7 Remove from the oven and cool in the moulds for 5 minutes, then turn them out on to a wire rack to cool completely. Clean the moulds, grease and flour them, then fill and bake as before. You will have 12 cakes in total once sandwiched.
Wash and dry the moulds. Stab the surface of the cakes several times with a cocktail stick or skewer. Now place the lemon juice and icing sugar for the lemon syrup in a small pan, bring to the boil and simmer for 1-2 minutes.
8 Pop half the cakes back into the moulds and spoon over the hot syrup. Carefully turn them out of the moulds on to a wire rack, then repeat with the remaining cakes.
9 Whisk the cream with the vanilla and icing sugar until it forms firm peaks. Use the cream to sandwich the cakes together to make a ball.
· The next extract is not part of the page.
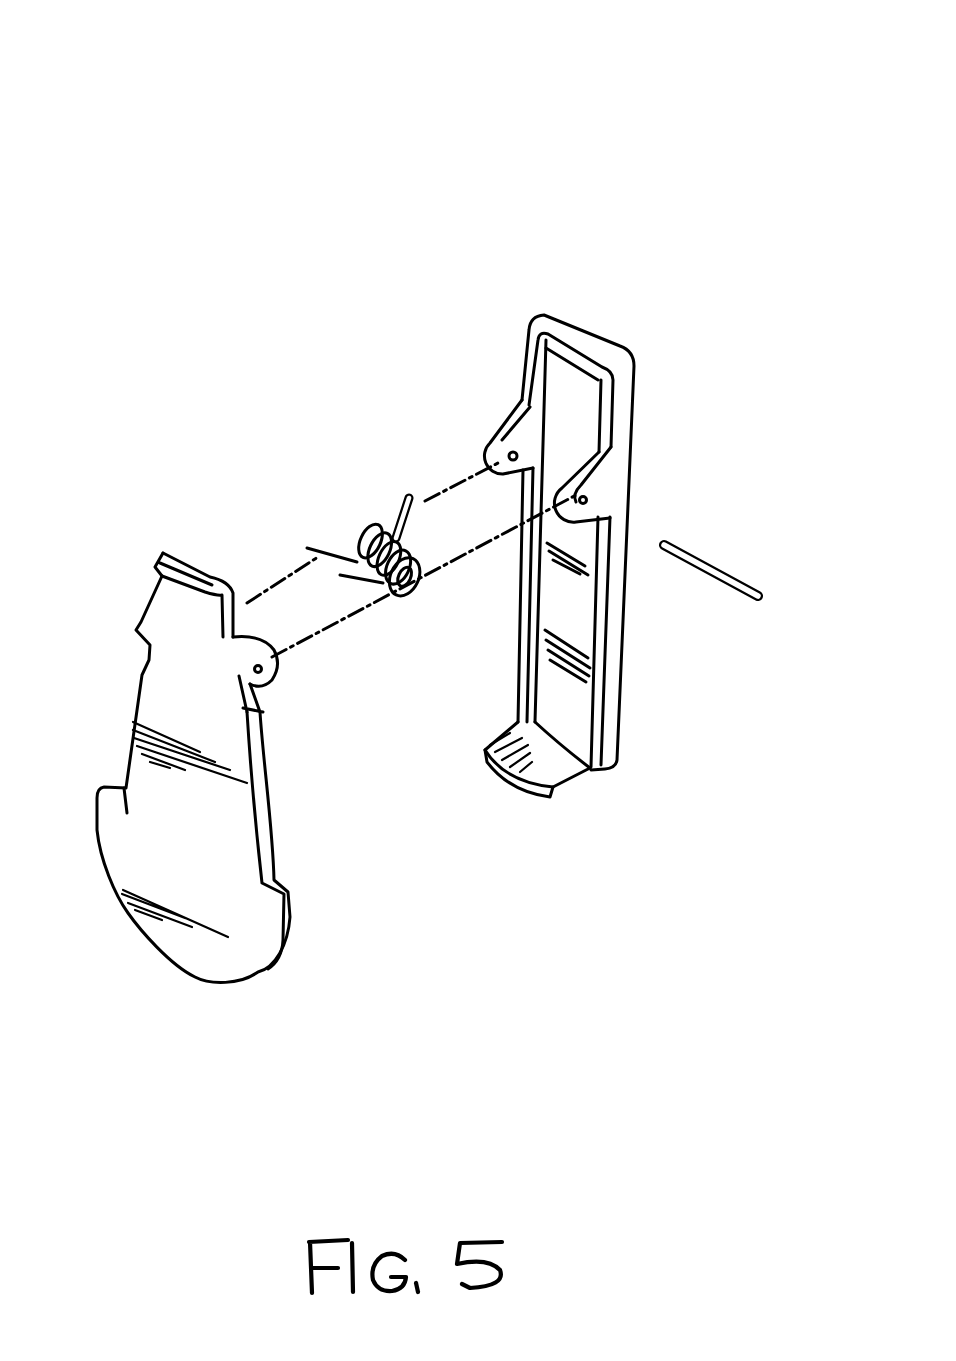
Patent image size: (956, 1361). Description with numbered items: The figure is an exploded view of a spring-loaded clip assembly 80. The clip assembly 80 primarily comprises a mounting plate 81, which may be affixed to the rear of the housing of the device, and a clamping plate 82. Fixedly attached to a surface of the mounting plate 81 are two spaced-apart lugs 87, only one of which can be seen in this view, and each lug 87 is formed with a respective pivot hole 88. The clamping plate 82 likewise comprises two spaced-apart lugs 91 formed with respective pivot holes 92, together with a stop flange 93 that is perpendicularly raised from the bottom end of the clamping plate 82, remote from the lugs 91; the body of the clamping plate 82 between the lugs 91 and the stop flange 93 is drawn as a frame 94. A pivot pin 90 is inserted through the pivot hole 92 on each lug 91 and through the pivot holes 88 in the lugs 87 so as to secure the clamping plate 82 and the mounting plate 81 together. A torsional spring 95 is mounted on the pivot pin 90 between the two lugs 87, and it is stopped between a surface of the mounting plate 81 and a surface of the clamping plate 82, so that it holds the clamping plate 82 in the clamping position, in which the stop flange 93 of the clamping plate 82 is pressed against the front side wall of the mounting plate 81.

10 To make the icing, put the egg white in a bowl, sift in about 75g of the icing sugar and whisk with an electric mixer for about 3 minutes, until smooth. Gradually whisk in another 75g icing sugar and continue whisking until the mixture is thick enough to leave a trail on the surface, adding more icing sugar if necessary.
11 Mix in the lemon juice a little at a time until the icing becomes thin enough to drizzle over the cakes.
12 Drizzle the icing over the cakes from a teaspoon or a small piping bag with a hole snipped in the tip, letting it run down the sides of the cakes.
13 Decorate them with the crystallised thyme and the flowers. Leave the cakes for 20 minutes for the icing to set before serving.